SAS files
Typically clinical data is stored in several SAS files in a standardized format. We need the files in which the visits and the AEs are recorded. For this demo we have selected an anonymized data set which only contains patients enrolled into the control arm. In those data sets the AE onset dates and the visit dates have been replaced with the number of days that have passed since a specific cut-off date.

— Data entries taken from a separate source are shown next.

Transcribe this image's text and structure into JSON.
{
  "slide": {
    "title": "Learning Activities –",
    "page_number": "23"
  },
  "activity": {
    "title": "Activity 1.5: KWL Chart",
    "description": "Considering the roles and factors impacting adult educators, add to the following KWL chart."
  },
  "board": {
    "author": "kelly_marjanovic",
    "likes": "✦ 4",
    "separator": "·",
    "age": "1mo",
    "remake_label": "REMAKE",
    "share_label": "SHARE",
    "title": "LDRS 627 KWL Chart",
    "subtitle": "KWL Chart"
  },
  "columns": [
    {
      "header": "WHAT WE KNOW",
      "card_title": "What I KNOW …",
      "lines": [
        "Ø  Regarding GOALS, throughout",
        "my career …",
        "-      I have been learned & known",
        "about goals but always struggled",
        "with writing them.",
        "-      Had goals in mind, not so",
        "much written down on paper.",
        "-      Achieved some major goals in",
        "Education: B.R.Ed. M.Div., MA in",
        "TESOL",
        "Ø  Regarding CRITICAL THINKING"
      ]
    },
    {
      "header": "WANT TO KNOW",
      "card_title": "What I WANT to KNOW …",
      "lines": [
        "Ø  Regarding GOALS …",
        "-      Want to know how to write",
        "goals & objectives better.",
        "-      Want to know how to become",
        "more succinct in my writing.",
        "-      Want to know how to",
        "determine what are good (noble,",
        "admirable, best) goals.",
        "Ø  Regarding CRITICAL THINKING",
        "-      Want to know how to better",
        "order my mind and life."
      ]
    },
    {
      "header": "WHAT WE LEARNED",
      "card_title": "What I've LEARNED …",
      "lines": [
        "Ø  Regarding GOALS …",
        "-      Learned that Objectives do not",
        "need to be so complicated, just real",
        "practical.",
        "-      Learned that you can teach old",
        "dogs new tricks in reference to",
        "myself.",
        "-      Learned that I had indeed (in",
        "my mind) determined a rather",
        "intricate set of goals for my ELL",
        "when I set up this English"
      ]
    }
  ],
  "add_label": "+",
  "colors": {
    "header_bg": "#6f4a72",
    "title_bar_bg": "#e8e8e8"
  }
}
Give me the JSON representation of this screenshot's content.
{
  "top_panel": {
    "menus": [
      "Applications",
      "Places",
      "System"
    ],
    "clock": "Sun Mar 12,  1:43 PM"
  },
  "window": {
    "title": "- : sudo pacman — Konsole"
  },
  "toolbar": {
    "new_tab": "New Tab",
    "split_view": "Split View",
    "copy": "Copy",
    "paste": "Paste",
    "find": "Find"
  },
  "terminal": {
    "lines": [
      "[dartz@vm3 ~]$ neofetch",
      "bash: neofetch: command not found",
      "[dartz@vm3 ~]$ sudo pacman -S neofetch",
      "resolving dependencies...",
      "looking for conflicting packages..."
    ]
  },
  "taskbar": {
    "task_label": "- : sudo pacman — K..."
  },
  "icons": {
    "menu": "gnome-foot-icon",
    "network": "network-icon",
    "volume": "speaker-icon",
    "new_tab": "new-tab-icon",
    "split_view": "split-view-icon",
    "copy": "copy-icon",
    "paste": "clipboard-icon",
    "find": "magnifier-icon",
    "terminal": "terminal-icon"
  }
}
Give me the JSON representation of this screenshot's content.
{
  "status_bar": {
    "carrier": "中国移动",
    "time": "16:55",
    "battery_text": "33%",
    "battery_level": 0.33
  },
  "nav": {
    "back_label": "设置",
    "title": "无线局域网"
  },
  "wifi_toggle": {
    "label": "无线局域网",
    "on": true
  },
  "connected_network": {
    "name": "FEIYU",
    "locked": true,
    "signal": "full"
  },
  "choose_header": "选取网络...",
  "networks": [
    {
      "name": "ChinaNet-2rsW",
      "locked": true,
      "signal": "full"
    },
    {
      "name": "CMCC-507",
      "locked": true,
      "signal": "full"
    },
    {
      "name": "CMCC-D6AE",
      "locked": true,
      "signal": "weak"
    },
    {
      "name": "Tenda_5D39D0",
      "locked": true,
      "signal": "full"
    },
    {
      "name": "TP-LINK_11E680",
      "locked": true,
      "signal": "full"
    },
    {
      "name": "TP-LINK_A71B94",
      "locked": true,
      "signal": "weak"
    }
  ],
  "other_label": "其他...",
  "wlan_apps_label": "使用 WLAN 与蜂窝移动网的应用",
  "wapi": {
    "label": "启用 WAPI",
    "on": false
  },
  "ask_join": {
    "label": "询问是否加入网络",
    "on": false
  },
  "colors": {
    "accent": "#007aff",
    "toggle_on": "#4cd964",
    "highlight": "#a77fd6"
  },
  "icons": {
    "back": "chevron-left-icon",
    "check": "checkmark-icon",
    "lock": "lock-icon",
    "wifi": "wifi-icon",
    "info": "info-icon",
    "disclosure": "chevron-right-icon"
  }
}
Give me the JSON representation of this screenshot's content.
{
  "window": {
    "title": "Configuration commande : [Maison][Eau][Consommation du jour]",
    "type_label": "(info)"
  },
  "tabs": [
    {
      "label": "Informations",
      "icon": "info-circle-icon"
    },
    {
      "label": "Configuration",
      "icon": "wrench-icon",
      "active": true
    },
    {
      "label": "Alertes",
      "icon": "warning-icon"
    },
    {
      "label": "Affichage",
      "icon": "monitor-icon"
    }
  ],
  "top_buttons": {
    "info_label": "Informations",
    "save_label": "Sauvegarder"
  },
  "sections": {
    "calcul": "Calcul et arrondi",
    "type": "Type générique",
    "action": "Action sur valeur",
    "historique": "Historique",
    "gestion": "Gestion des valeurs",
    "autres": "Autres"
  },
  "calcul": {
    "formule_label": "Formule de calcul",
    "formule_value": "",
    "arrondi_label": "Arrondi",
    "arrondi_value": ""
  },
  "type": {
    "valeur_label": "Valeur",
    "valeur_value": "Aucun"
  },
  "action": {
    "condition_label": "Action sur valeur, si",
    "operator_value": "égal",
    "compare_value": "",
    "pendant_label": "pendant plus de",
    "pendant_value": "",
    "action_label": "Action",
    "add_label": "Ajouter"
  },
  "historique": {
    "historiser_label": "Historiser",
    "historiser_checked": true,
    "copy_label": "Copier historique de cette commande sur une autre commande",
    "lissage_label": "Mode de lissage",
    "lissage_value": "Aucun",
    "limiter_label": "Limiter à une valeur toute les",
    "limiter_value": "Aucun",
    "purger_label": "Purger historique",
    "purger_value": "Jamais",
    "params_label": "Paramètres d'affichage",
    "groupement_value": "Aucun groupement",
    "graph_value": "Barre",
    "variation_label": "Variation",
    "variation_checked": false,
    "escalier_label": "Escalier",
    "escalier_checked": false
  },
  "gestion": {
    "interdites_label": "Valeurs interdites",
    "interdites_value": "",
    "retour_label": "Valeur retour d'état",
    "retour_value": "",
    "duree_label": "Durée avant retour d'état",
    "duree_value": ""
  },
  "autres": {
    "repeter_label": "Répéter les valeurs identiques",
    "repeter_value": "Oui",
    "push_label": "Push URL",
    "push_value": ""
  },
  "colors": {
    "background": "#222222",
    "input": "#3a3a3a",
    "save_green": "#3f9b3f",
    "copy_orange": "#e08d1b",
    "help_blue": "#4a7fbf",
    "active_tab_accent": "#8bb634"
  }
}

We can proceed in a similar way
## # A tibble: 4,702 × 4
## STUDYID SUBJID SITEID AESTDY
## <chr> <chr> <chr> <dbl>
## 1 CO-101-001 01001001 001 -14
## 2 CO-101-001 01001001 001 -13
## 3 CO-101-001 01001001 001 50
## 4 CO-101-001 01001001 001 67
## 5 CO-101-001 01001001 001 77
## 6 CO-101-001 01001001 001 84
## 7 CO-101-001 01001001 001 99
## 8 CO-101-001 01001001 001 99
## 9 CO-101-001 01001001 001 127
## 10 CO-101-001 01001001 001 127
## # ℹ 4,692 more rows
## # A tibble: 45,176 × 4
## STUDYID SUBJID SITEID ADY
## <chr> <chr> <chr> <dbl>
## 1 CO-101-001 01001001 001 -7
## 2 CO-101-001 01001001 001 1
## 3 CO-101-001 01001001 001 1
## 4 CO-101-001 01001001 001 8
## 5 CO-101-001 01001001 001 8
## 6 CO-101-001 01001001 001 15
## 7 CO-101-001 01001001 001 15
## 8 CO-101-001 01001001 001 29
## 9 CO-101-001 01001001 001 29
## 10 CO-101-001 01001001 001 38
## # ℹ 45,166 more rows
In order to assign each AE to a visit we union both event tables and sort by date.
df_ae <- df_ae %>%
rename(DY = AESTDY) %>%
mutate(EVENT = "AE")
df_vs <- df_vs %>%
rename(DY = ADY) %>%
mutate(EVENT = "VS") %>%
# we ignore visits that have no date
filter(! is.na(DY)) %>%
# we are not interested in same day visits
distinct()
df_aevs <- bind_rows(df_ae, df_vs) %>%
# NA's get sorted towards the end thus AEs with no date get sorted towards last visit
arrange(STUDYID, SITEID, SUBJID, DY) %>%
group_by(STUDYID, SITEID, SUBJID) %>%
mutate(AE_NO = cumsum(ifelse(EVENT == "AE", 1, 0)),
VS_NO = cumsum(ifelse(EVENT == "VS", 1, 0))) %>%
# we remove patients with 0 visits
filter(max(VS_NO) > 0) %>%
# AE's before fist visit should register to visit 1 not zero
mutate(VS_NO = ifelse(VS_NO == 0, 1, VS_NO))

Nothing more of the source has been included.